Unsurprisingly, maps are fundamental to the book, which features countless versions of the mapped city: street maps, transit maps, agricultural maps, Cold War maps from both East and West, comical maps by political cartoonists, utopian maps from the 1960s and 1970s, maps of neighborhoods long destroyed by war and property speculation, maps of futures that never came to pass. While such a vast array of maps might seem overwhelming, their overall effect is, paradoxically, one of greater focus. The accumulation of so many varied views of the city leads to a surprisingly unified view of the whole, like a cubist painting or a musical composition with a repeating theme. Berlin has spent the past century proving itself to be one of the world’s most unmappable cities (from a conventional perspective), with monumental buildings constructed and razed to the ground within decades – and, in the case of the Stadtschloß, built up again.

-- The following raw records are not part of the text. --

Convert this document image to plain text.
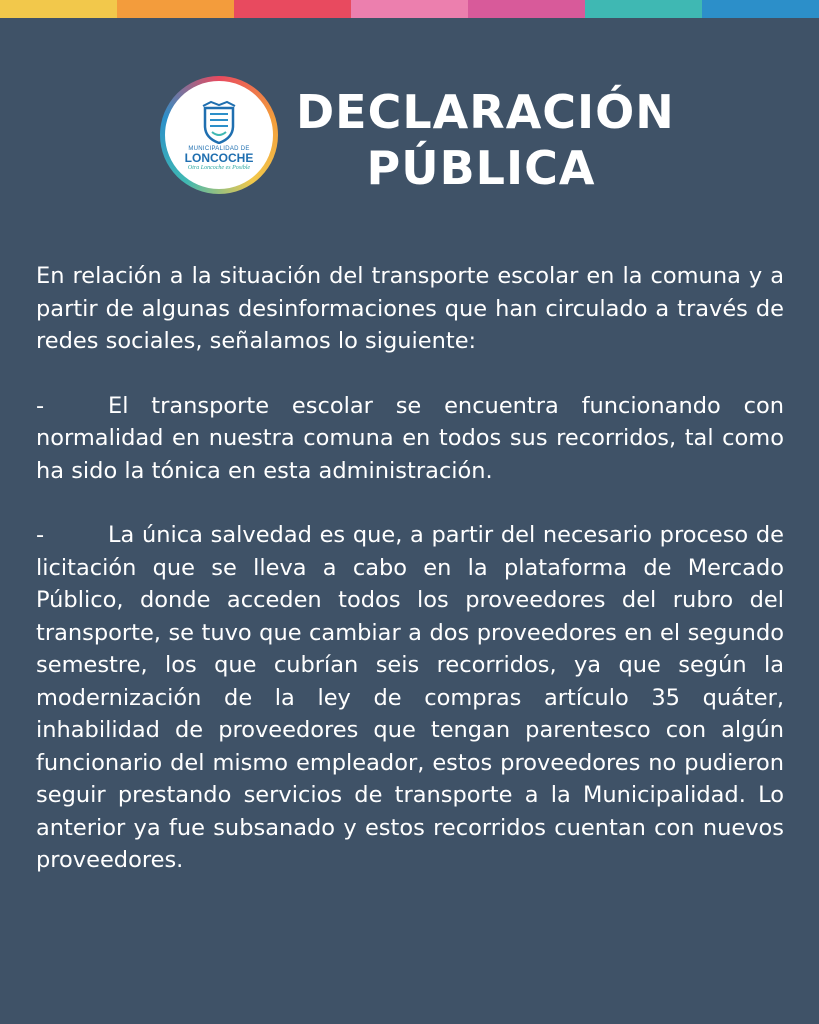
MUNICIPALIDAD DE
LONCOCHE
Otra Loncoche es Posible
DECLARACIÓN
PÚBLICA

En relación a la situación del transporte escolar en la comuna y a partir de algunas desinformaciones que han circulado a través de redes sociales, señalamos lo siguiente:

-	El transporte escolar se encuentra funcionando con normalidad en nuestra comuna en todos sus recorridos, tal como ha sido la tónica en esta administración.

-	La única salvedad es que, a partir del necesario proceso de licitación que se lleva a cabo en la plataforma de Mercado Público, donde acceden todos los proveedores del rubro del transporte, se tuvo que cambiar a dos proveedores en el segundo semestre, los que cubrían seis recorridos, ya que según la modernización de la ley de compras artículo 35 quáter, inhabilidad de proveedores que tengan parentesco con algún funcionario del mismo empleador, estos proveedores no pudieron seguir prestando servicios de transporte a la Municipalidad. Lo anterior ya fue subsanado y estos recorridos cuentan con nuevos proveedores.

The city has seen whole neighborhoods built, destroyed, and rebuilt, streets changing names from decade to decade, and of course its 30-year stint as two divided cities. 

The accumulation of so many varied views of the city leads to a surprisingly unified view of the whole, like a cubist painting or a musical composition with a repeating theme

True to its cyclical take on Berlin’s history, the book favors a thematic progression over a chronological one, moving backwards and forwards in history, from the 1920s (and even earlier) right up to bleeding-edge current events like COVID-19, the new BER Airport, and the still-under-construction Tesla Gigafactory. While current mayor Michael Müller provides an introductory text, the true “host” of the book is Gustav Böß, mayor of Greater Berlin from 1921 to 1929. Böß possesses not only a far-reaching futurism – “Urban development should never be driven by current needs, but rather by how it will meet future needs” – but also a timeless weariness appropriate to anyone who has attempted to obtain a consensus in the cranky, contentious politics of Berlin. His words written in the 1920s resonate prophetically over the next century’s worth of maps, documents, and photographs, and introduce each major new thematic section, from Berlin’s rail network to its roads and streets to the issue of its numerous “centers”.


Fittingly, for a project so open to moving forward and backward in time, the second volume sets its eyes on the next half-century. This companion volume documents the “International Urban Planning Competition for Berlin-Brandenburg 2070”, where competitors sought to present comprehensive visions for the next 50 years. The competition, as well as Volume Two itself, take an international view of city planning, looking abroad to other European capitals from London to Paris to Moscow. The text offers ample historical context for each city covered, ultimately highlighting the ways in which Berlin’s challenges are either different from – or, more frequently, surprisingly similar to – those of other cities.


Unfinished Metropolis provides many useful lenses through which Berlin’s often haphazard, unfinished, and imperfect urban systems can be viewed. Its willingness to travel quickly between past and future makes for a highly readable text, which nonetheless remains grounded in reality. Most importantly, it shows Berlin’s resilience in outliving adversity. The shadows of a global pandemic and an imperiled EU may still be looming, but Berlin has seen more than its share of challenges over the past century, none of which have broken its capacity for self-reinvention.

The exhibition “Unvollendete Metropole: 100 Jahre Städtebau für Groß-Berlin” runs at Kronprinzenpalais through January 3, 2021.